Başkan Altay, 2019 yılında Cumhurbaşkanı Recep Tayyip Erdoğan’ın tensipleriyle Konya merkezli olarak kurulan Uluslararası Tarım Şehirleri Birliği’nin, tam da bu gerçeğin bilinciyle hareket eden bir kuruluş olduğunu vurgulayarak, şunları kaydetti:


"Birliğimiz çatısı altında, tarım ve gıdanın son derece stratejik öneme sahip bir sektör olduğu gerçeğiyle tüm ülkelerin ve şehirlerin birbiri ile etkileşim içinde bulunması ve sektöre olumlu katkı yapmak için gayret gösteriyoruz. Tüm dünyadan üye şehirlerimiz arasında tecrübe paylaşımı, etkileşim, dayanışma ve yardımlaşma yaklaşımı ile ekonomik ve teknik alanlarda iş birliğini geliştirmek için çalışıyoruz. Tarımsal gelişmeleri, akıllı tarım uygulamalarını takip ederek üyelerimizi bilgilendiriyor, üyelerden aktarılan somut projeleri değerlendirerek şehirlerimize katkı sağlıyoruz. Şehir yönetimlerinin tarım alanında kurumsal kapasitelerinin geliştirilmesi için her türlü eğitimi ve araştırma imkanını sağlıyor; ulusal ve uluslararası hibe, fon, kredi ve benzeri kaynaklara ulaşmasında rehberlik etmeye çalışıyoruz. Kuraklık, yoksulluk ve açlıkla mücadele gibi alanlarda korunmaya ve yardıma muhtaç insanlara yönelik çalışmalara destek oluyoruz."

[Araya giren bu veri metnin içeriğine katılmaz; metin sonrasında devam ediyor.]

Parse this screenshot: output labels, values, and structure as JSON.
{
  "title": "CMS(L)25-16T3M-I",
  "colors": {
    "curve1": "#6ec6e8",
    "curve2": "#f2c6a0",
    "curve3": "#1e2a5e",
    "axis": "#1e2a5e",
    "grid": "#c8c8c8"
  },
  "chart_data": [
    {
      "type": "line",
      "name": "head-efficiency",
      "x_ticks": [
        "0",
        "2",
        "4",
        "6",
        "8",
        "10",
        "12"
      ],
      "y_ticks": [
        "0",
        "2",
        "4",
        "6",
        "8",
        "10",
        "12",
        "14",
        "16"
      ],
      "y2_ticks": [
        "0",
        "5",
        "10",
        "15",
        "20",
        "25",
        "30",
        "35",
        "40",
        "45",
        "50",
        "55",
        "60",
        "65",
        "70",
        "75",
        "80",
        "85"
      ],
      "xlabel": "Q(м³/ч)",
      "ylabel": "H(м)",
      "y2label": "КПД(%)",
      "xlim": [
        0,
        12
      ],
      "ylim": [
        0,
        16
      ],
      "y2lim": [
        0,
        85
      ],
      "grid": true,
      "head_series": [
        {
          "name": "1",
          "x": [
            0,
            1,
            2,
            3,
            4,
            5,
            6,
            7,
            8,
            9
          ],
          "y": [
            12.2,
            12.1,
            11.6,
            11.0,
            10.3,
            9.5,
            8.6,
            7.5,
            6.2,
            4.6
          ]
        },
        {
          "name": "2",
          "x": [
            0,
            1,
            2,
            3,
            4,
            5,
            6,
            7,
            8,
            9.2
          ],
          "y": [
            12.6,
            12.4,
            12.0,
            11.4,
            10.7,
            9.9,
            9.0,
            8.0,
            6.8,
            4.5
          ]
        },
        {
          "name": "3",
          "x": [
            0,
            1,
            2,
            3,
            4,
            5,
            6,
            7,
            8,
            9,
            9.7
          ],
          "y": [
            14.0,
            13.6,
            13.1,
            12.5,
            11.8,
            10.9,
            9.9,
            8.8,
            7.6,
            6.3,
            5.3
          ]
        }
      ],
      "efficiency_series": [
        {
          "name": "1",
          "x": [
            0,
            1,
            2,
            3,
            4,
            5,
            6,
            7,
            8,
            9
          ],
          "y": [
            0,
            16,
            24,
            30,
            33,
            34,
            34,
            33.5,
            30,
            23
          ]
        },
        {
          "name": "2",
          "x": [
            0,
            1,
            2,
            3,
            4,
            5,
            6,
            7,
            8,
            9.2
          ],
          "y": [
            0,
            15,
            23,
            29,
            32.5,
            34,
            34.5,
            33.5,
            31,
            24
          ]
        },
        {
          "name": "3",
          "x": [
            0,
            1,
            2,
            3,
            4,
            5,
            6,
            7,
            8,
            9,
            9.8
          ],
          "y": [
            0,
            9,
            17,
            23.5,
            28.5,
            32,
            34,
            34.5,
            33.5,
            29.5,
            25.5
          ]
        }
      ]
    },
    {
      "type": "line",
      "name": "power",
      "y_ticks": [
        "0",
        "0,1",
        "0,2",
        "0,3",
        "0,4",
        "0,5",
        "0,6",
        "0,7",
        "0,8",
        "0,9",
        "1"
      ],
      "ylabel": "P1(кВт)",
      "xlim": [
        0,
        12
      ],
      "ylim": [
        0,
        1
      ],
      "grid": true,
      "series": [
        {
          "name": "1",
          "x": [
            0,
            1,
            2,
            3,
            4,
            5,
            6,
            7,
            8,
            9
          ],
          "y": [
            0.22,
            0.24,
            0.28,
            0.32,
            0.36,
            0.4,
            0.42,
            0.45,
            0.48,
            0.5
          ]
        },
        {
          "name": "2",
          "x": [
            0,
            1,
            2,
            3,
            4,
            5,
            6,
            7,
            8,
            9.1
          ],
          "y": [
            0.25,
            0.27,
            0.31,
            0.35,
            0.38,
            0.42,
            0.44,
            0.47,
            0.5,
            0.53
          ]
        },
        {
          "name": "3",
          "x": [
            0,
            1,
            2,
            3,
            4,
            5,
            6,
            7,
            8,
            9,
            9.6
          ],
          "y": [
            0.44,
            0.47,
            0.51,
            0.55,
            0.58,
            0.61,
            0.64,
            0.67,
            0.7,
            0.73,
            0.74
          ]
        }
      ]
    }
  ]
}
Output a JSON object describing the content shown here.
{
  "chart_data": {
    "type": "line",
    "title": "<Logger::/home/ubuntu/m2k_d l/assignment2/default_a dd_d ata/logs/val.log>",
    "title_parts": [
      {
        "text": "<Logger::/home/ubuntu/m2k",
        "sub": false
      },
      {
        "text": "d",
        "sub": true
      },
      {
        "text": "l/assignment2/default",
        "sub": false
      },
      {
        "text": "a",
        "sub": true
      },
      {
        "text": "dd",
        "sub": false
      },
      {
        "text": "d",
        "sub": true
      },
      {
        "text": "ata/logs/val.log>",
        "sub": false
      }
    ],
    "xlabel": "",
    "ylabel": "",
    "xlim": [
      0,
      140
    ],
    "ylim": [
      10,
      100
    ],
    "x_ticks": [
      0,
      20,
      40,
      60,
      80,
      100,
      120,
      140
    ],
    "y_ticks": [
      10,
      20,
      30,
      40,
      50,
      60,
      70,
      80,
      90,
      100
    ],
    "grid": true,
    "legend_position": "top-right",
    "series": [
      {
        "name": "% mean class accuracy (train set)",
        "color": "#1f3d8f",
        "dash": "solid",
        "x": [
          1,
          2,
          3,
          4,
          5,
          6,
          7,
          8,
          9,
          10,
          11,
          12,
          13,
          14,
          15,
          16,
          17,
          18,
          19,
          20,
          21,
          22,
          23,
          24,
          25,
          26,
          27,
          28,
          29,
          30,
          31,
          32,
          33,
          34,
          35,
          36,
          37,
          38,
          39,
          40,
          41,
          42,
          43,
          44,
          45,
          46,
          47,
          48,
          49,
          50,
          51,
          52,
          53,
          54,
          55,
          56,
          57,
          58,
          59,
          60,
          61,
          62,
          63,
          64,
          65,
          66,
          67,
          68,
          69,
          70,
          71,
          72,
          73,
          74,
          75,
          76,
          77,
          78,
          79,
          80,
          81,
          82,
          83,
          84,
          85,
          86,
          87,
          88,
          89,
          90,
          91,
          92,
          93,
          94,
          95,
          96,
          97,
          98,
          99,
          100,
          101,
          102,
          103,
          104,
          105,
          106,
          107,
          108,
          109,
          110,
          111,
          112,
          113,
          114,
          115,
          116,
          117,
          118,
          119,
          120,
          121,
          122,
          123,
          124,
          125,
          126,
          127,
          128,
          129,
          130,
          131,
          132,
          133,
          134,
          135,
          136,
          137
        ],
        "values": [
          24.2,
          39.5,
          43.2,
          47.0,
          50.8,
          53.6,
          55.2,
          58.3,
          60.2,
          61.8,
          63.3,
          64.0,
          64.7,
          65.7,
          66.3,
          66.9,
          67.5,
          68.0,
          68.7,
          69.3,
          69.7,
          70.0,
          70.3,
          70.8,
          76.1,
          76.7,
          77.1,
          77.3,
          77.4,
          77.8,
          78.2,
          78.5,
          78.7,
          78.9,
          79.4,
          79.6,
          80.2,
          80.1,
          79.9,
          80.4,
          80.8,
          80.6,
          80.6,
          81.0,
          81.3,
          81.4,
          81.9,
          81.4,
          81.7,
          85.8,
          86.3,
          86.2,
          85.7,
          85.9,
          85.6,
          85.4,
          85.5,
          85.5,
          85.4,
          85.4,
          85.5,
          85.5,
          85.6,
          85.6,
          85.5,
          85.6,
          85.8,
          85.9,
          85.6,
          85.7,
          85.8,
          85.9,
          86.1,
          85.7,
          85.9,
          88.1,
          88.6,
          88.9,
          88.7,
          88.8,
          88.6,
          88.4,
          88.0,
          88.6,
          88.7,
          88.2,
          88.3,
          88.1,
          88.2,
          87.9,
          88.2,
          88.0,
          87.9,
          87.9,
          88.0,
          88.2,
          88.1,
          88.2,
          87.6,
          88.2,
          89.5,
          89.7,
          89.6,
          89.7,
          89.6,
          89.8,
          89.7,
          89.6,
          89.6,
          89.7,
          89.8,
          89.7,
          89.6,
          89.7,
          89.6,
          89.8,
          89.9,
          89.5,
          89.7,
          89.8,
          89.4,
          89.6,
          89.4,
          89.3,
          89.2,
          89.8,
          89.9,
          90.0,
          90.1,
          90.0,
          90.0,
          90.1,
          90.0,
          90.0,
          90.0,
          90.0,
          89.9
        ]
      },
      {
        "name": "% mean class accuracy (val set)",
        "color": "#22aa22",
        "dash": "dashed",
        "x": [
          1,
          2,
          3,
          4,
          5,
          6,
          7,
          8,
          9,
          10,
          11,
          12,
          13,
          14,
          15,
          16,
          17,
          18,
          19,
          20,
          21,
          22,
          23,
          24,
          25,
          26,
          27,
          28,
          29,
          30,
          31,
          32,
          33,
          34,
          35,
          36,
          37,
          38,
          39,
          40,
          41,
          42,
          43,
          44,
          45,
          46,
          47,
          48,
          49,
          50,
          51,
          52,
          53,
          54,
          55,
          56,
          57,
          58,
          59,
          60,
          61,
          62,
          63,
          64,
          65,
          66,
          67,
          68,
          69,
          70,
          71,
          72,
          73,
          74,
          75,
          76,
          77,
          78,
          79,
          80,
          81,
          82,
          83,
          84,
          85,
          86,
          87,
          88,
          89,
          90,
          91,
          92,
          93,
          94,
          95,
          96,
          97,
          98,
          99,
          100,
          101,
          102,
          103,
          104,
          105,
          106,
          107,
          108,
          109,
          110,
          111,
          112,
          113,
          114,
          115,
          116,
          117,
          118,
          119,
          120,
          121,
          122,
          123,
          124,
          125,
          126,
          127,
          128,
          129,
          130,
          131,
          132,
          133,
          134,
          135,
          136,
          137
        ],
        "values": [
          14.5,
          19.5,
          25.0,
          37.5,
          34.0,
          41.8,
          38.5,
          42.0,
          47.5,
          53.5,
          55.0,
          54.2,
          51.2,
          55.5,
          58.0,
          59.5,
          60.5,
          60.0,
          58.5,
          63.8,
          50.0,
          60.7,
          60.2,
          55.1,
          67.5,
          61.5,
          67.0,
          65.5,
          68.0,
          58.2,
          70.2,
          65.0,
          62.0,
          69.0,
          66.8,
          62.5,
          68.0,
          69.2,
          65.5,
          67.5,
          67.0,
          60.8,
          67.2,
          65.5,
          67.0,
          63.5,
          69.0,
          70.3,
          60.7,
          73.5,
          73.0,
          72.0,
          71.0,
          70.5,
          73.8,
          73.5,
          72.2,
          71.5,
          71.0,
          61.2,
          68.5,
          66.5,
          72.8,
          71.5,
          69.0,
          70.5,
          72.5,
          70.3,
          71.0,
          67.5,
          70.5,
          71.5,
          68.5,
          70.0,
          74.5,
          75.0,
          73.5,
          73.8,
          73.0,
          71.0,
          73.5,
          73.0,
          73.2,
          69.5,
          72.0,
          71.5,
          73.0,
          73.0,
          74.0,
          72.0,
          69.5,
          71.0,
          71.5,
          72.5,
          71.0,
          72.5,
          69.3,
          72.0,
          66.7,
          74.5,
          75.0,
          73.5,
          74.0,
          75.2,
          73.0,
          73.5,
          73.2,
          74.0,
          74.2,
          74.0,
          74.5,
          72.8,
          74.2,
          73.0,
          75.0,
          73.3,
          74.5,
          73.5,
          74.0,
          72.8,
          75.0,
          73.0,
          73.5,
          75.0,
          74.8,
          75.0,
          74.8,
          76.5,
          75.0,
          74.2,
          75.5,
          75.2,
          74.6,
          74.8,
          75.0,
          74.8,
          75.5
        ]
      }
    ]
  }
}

Küresel iklim değişikliğine karşı çevrenin, su kaynaklarının ve toprak verimliliğinin korunması, geliştirilmesi ve toprağın çoraklaşması riskini önlemeye yönelik Ar-Ge proje çalışmalarına destek verdilerini anlatan Başkan Altay, "İyi tarım uygulamalarını teşvik ediyoruz. Atıl arazilerin kullanılması, susuzluğu dayanıklı ürünlerin teşvik edilmesi önceliklerimiz arasında yer alıyor. Başkanlığım boyunca bu çatı altında ortaya koyduğumuz faaliyetlerle ve tesis ettiğimiz güçlü iş birlikleriyle tarımsal üretimin yarınları adına çok önemli mesafeler kat ettik. Kurduğumuz bu güçlü birliktelikle; ortak akıl, istişare ve dayanışma prensipleriyle hareket ederek, şehirlerimizin tarımsal potansiyelini en verimli şekilde değerlendirmeyi hedefledik. Yürüttüğümüz tüm bu ortak çalışmaların; şehirlerimiz arasındaki iş birliğini artırdığına, karşılıklı tecrübe paylaşımını güçlendirdiğine şahit oluyoruz. Ancak hedeflerimizi gerçekleştirmek için her zamankinden daha çok mücadele etmeli ve dayanışmamızı daha da güçlendirmeliyiz" açıklamasını yaptı.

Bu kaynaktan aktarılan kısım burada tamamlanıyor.